From the front of the room: An educator's perspective
There's no need to sacrifice our backs
By Lori Gallian
I look for students like Stephanie in the class — the ones who aren’t afraid to jump right in and just try. I appreciate the "watchers" too; those who "watch" first and then try.
Her instructor was right about skills being a combination of preparation, practice and luck.
Skill labs offer an invaluable time to spend learning in a small group with an experienced EMT. Prior to your lab, consider watching a YouTube video of the skill that you will be practicing in class. It might not be perfect, but it will give you some idea of what you will be doing.
Bring your skills sheet and paper to write on, and be prepared to actively listen to how the instructor explains the skill. After the instructor has presented the material, don’t be afraid to ask questions if something is unclear. Chances are, someone in your group has the same question and was waiting for you to ask.
Get as much practice time in as you can, especially with lifting and moving. We have sacrificed too many of our backs to the EMS gods. Lifting can be tricky for many reasons, but there are lots of tips and techniques that can be used to overcome the challenges. For example, if you are squatting tilt your head back and stare at the sky.

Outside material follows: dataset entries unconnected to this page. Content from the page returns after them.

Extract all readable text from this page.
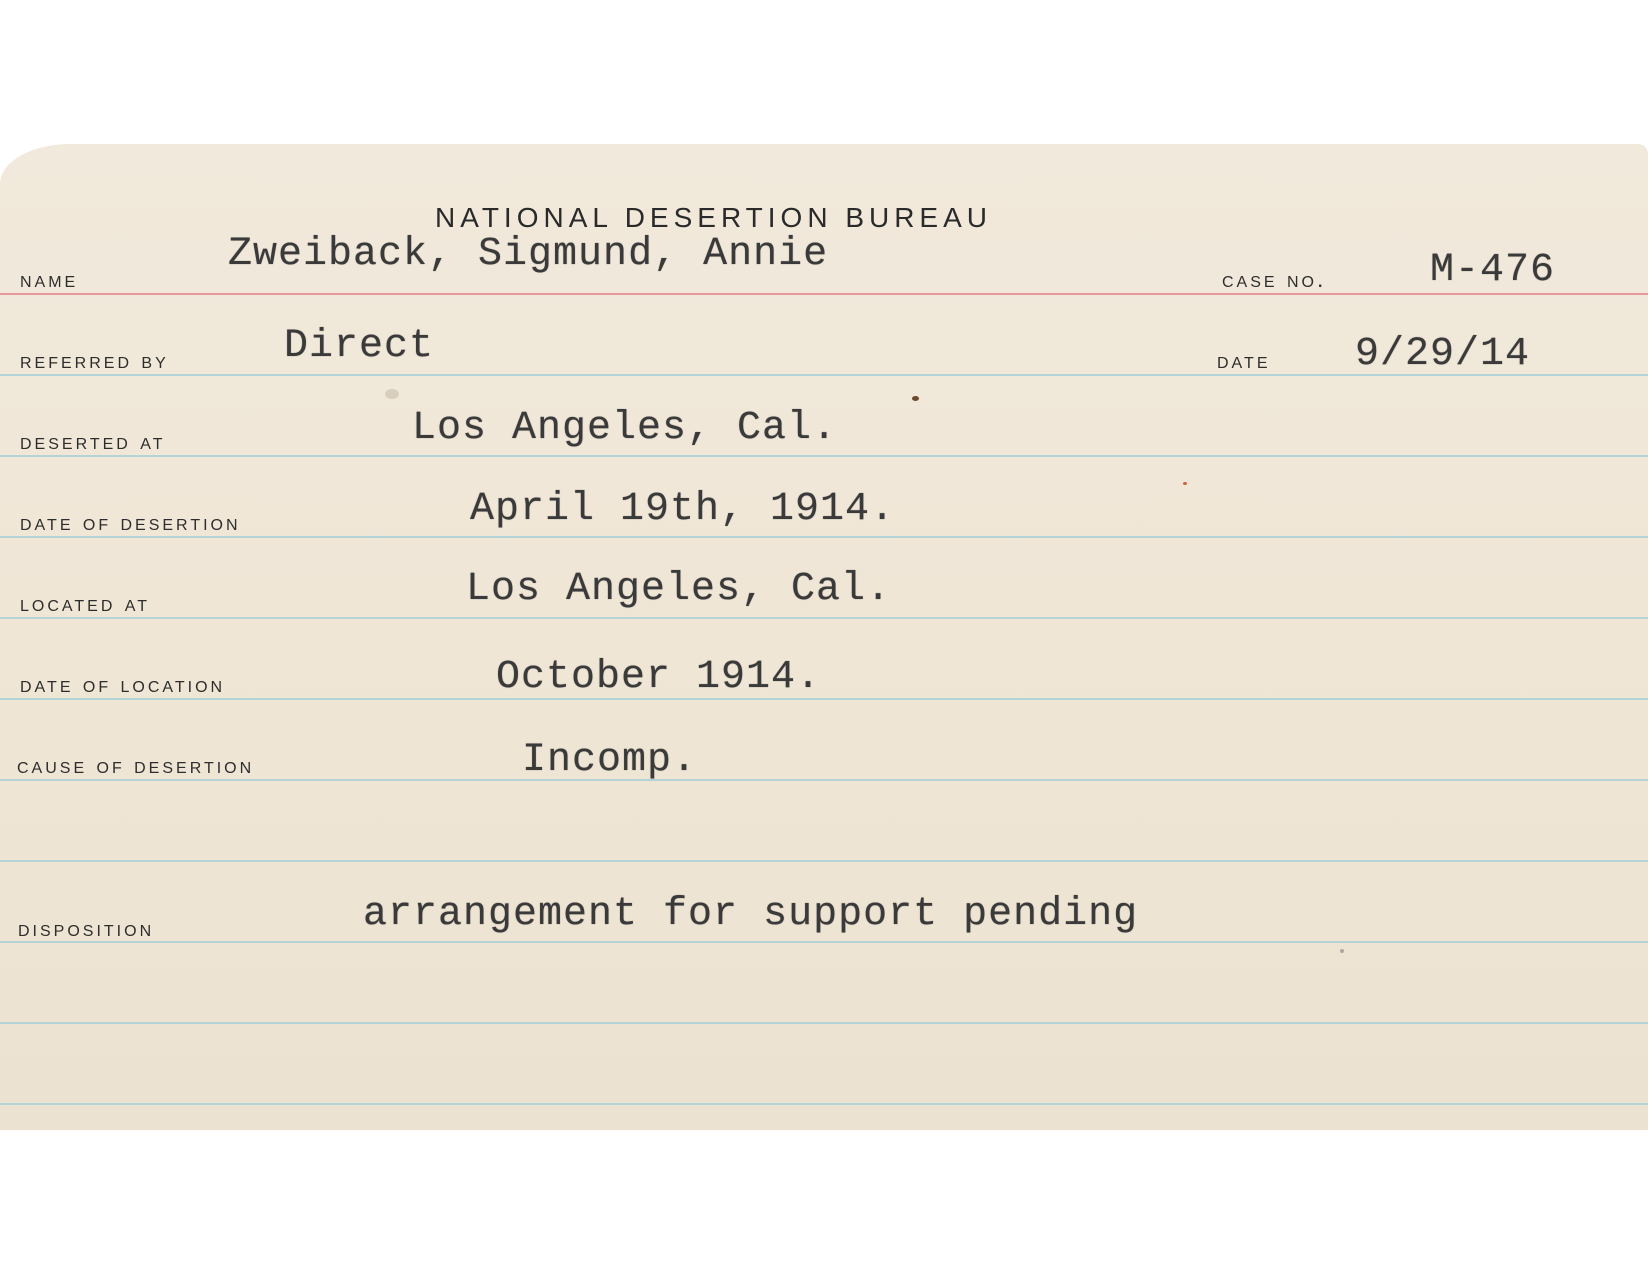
NATIONAL DESERTION BUREAU
name
Zweiback, Sigmund, Annie
case no.	M-476
referred by	Direct	date 9/29/14
deserted at	Los Angeles, Cal.
date of desertion	April 19th, 1914.
located at	Los Angeles, Cal.
date of location	October 1914.
cause of desertion	Incomp.
disposition	arrangement for support pending
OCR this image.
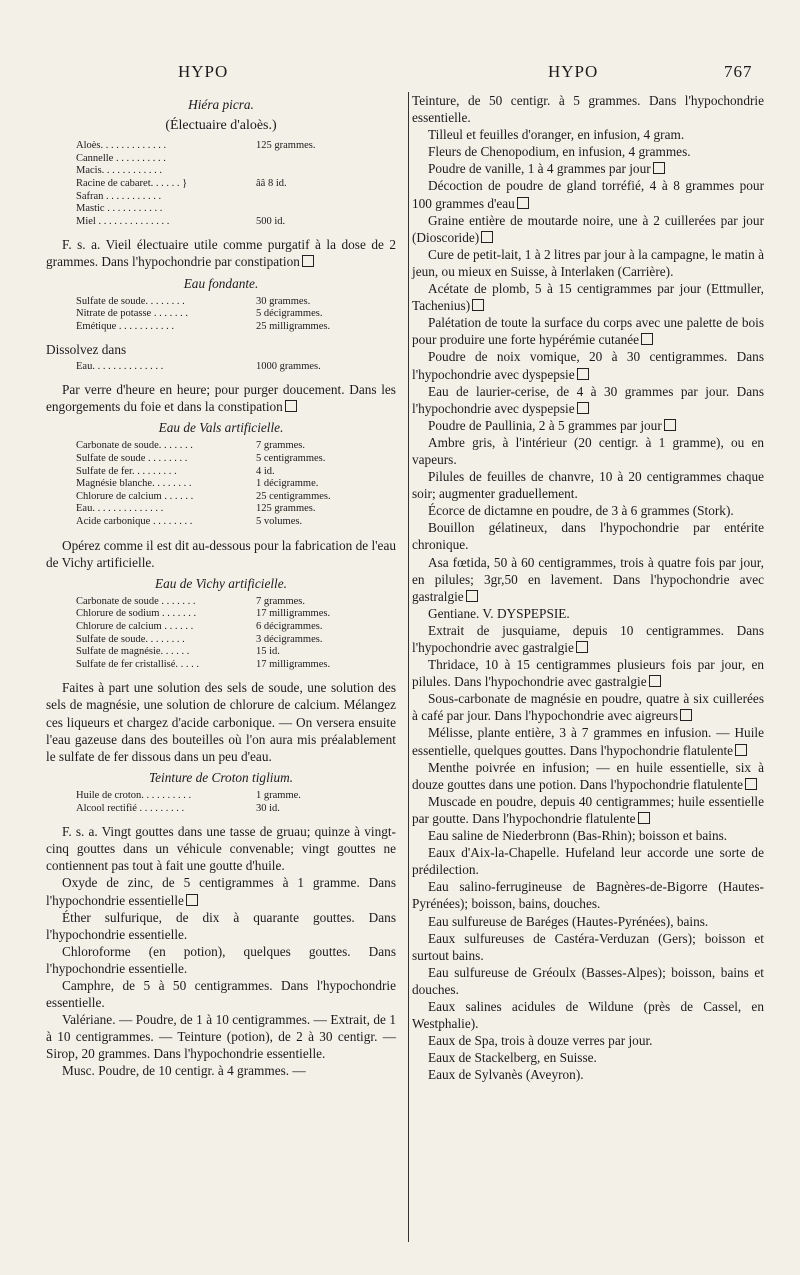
HYPO	HYPO	767
Hiéra picra.
(Électuaire d'aloès.)
Aloès. . . . . . . . . . . . .	125 grammes.
Cannelle . . . . . . . . . .
Macis. . . . . . . . . . . .
Racine de cabaret. . . . . . }	ââ 8 id.
Safran . . . . . . . . . . .
Mastic . . . . . . . . . . .
Miel . . . . . . . . . . . . . .	500 id.

F. s. a. Vieil électuaire utile comme purgatif à la dose de 2 grammes. Dans l'hypochondrie par constipation

Eau fondante.
Sulfate de soude. . . . . . . .	30 grammes.
Nitrate de potasse . . . . . . .	5 décigrammes.
Émétique . . . . . . . . . . .	25 milligrammes.

Dissolvez dans

Eau. . . . . . . . . . . . . .	1000 grammes.

Par verre d'heure en heure; pour purger doucement. Dans les engorgements du foie et dans la constipation

Eau de Vals artificielle.
Carbonate de soude. . . . . . .	7 grammes.
Sulfate de soude . . . . . . . .	5 centigrammes.
Sulfate de fer. . . . . . . . .	4 id.
Magnésie blanche. . . . . . . .	1 décigramme.
Chlorure de calcium . . . . . .	25 centigrammes.
Eau. . . . . . . . . . . . . .	125 grammes.
Acide carbonique . . . . . . . .	5 volumes.

Opérez comme il est dit au-dessous pour la fabrication de l'eau de Vichy artificielle.

Eau de Vichy artificielle.
Carbonate de soude . . . . . . .	7 grammes.
Chlorure de sodium . . . . . . .	17 milligrammes.
Chlorure de calcium . . . . . .	6 décigrammes.
Sulfate de soude. . . . . . . .	3 décigrammes.
Sulfate de magnésie. . . . . .	15 id.
Sulfate de fer cristallisé. . . . .	17 milligrammes.

Faites à part une solution des sels de soude, une solution des sels de magnésie, une solution de chlorure de calcium. Mélangez ces liqueurs et chargez d'acide carbonique. — On versera ensuite l'eau gazeuse dans des bouteilles où l'on aura mis préalablement le sulfate de fer dissous dans un peu d'eau.

Teinture de Croton tiglium.
Huile de croton. . . . . . . . . .	1 gramme.
Alcool rectifié . . . . . . . . .	30 id.

F. s. a. Vingt gouttes dans une tasse de gruau; quinze à vingt-cinq gouttes dans un véhicule convenable; vingt gouttes ne contiennent pas tout à fait une goutte d'huile.

Oxyde de zinc, de 5 centigrammes à 1 gramme. Dans l'hypochondrie essentielle

Éther sulfurique, de dix à quarante gouttes. Dans l'hypochondrie essentielle.

Chloroforme (en potion), quelques gouttes. Dans l'hypochondrie essentielle.

Camphre, de 5 à 50 centigrammes. Dans l'hypochondrie essentielle.

Valériane. — Poudre, de 1 à 10 centigrammes. — Extrait, de 1 à 10 centigrammes. — Teinture (potion), de 2 à 30 centigr. — Sirop, 20 grammes. Dans l'hypochondrie essentielle.

Musc. Poudre, de 10 centigr. à 4 grammes. —

Teinture, de 50 centigr. à 5 grammes. Dans l'hypochondrie essentielle.

Tilleul et feuilles d'oranger, en infusion, 4 gram.

Fleurs de Chenopodium, en infusion, 4 grammes.

Poudre de vanille, 1 à 4 grammes par jour

Décoction de poudre de gland torréfié, 4 à 8 grammes pour 100 grammes d'eau

Graine entière de moutarde noire, une à 2 cuillerées par jour (Dioscoride)

Cure de petit-lait, 1 à 2 litres par jour à la campagne, le matin à jeun, ou mieux en Suisse, à Interlaken (Carrière).

Acétate de plomb, 5 à 15 centigrammes par jour (Ettmuller, Tachenius)

Palétation de toute la surface du corps avec une palette de bois pour produire une forte hypérémie cutanée

Poudre de noix vomique, 20 à 30 centigrammes. Dans l'hypochondrie avec dyspepsie

Eau de laurier-cerise, de 4 à 30 grammes par jour. Dans l'hypochondrie avec dyspepsie

Poudre de Paullinia, 2 à 5 grammes par jour

Ambre gris, à l'intérieur (20 centigr. à 1 gramme), ou en vapeurs.

Pilules de feuilles de chanvre, 10 à 20 centigrammes chaque soir; augmenter graduellement.

Écorce de dictamne en poudre, de 3 à 6 grammes (Stork).

Bouillon gélatineux, dans l'hypochondrie par entérite chronique.

Asa fœtida, 50 à 60 centigrammes, trois à quatre fois par jour, en pilules; 3gr,50 en lavement. Dans l'hypochondrie avec gastralgie

Gentiane. V. DYSPEPSIE.

Extrait de jusquiame, depuis 10 centigrammes. Dans l'hypochondrie avec gastralgie

Thridace, 10 à 15 centigrammes plusieurs fois par jour, en pilules. Dans l'hypochondrie avec gastralgie

Sous-carbonate de magnésie en poudre, quatre à six cuillerées à café par jour. Dans l'hypochondrie avec aigreurs

Mélisse, plante entière, 3 à 7 grammes en infusion. — Huile essentielle, quelques gouttes. Dans l'hypochondrie flatulente

Menthe poivrée en infusion; — en huile essentielle, six à douze gouttes dans une potion. Dans l'hypochondrie flatulente

Muscade en poudre, depuis 40 centigrammes; huile essentielle par goutte. Dans l'hypochondrie flatulente

Eau saline de Niederbronn (Bas-Rhin); boisson et bains.

Eaux d'Aix-la-Chapelle. Hufeland leur accorde une sorte de prédilection.

Eau salino-ferrugineuse de Bagnères-de-Bigorre (Hautes-Pyrénées); boisson, bains, douches.

Eau sulfureuse de Baréges (Hautes-Pyrénées), bains.

Eaux sulfureuses de Castéra-Verduzan (Gers); boisson et surtout bains.

Eau sulfureuse de Gréoulx (Basses-Alpes); boisson, bains et douches.

Eaux salines acidules de Wildune (près de Cassel, en Westphalie).

Eaux de Spa, trois à douze verres par jour.

Eaux de Stackelberg, en Suisse.

Eaux de Sylvanès (Aveyron).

This puts your back in proper alignment and reduces injury. Also, practice lifting everything when while its empty, and then add books, backpacks or anything else you can find in class. Once you are comfortable work your way up to the largest person you can safely lift without help. Learn your limits in class.

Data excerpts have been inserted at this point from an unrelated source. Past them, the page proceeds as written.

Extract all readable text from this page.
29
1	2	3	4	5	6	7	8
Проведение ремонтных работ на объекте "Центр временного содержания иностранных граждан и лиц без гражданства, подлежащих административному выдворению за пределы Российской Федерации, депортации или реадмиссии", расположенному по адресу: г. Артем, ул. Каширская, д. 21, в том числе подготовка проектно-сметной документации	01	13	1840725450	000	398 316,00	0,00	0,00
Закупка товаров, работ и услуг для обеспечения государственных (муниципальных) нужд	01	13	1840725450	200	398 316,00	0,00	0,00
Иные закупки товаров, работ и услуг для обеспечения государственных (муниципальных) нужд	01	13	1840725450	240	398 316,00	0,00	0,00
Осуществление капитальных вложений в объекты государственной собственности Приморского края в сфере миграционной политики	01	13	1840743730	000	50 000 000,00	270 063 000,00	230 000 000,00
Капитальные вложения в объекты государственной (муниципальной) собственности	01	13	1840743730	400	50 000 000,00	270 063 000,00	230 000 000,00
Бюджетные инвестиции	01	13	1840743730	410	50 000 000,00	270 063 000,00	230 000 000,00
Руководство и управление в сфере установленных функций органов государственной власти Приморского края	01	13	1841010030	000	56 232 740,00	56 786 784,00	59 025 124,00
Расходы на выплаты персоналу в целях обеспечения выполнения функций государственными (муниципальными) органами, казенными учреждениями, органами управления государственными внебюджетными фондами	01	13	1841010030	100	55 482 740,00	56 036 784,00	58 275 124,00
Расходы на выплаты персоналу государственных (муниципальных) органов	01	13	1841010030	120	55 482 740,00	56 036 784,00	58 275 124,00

Increase your core training at the gym to keep your back healthy, and if you haven’t been to the gym in a while this is a good time to start! Prevention always beats the cure.
Remember, asking for help in lifting a patient is NOT a sign of weakness; it's a sign of wisdom.
Louis Pasteur once said, "Fortune favors the prepared mind." The more prepared you are for the skill, the "luckier" you will feel. However, as class progresses you might start to feel very unlucky. As you gain confidence in lifting and moving patients, we might work that skill into a scenario that will seem impossible.
Mistakes are welcomed and failure in skills practice is a good thing. In the classroom, learning is safe and supervised; no one is harmed. Moreover, the instructor has the opportunity to pass on a tip or trick they learned from the harshest of taskmasters, namely experience.
Lifting and moving is a core part of our job, but our profession is centered on patient care. Never forget to talk to that person that you are moving or lifting. In class, make sure you spend some time as the "patient", and take note of how you were addressed during the moving and lifting process.
Patients will rarely compliment you on your safe lifting techniques, but they just might remember and comment on your kindness.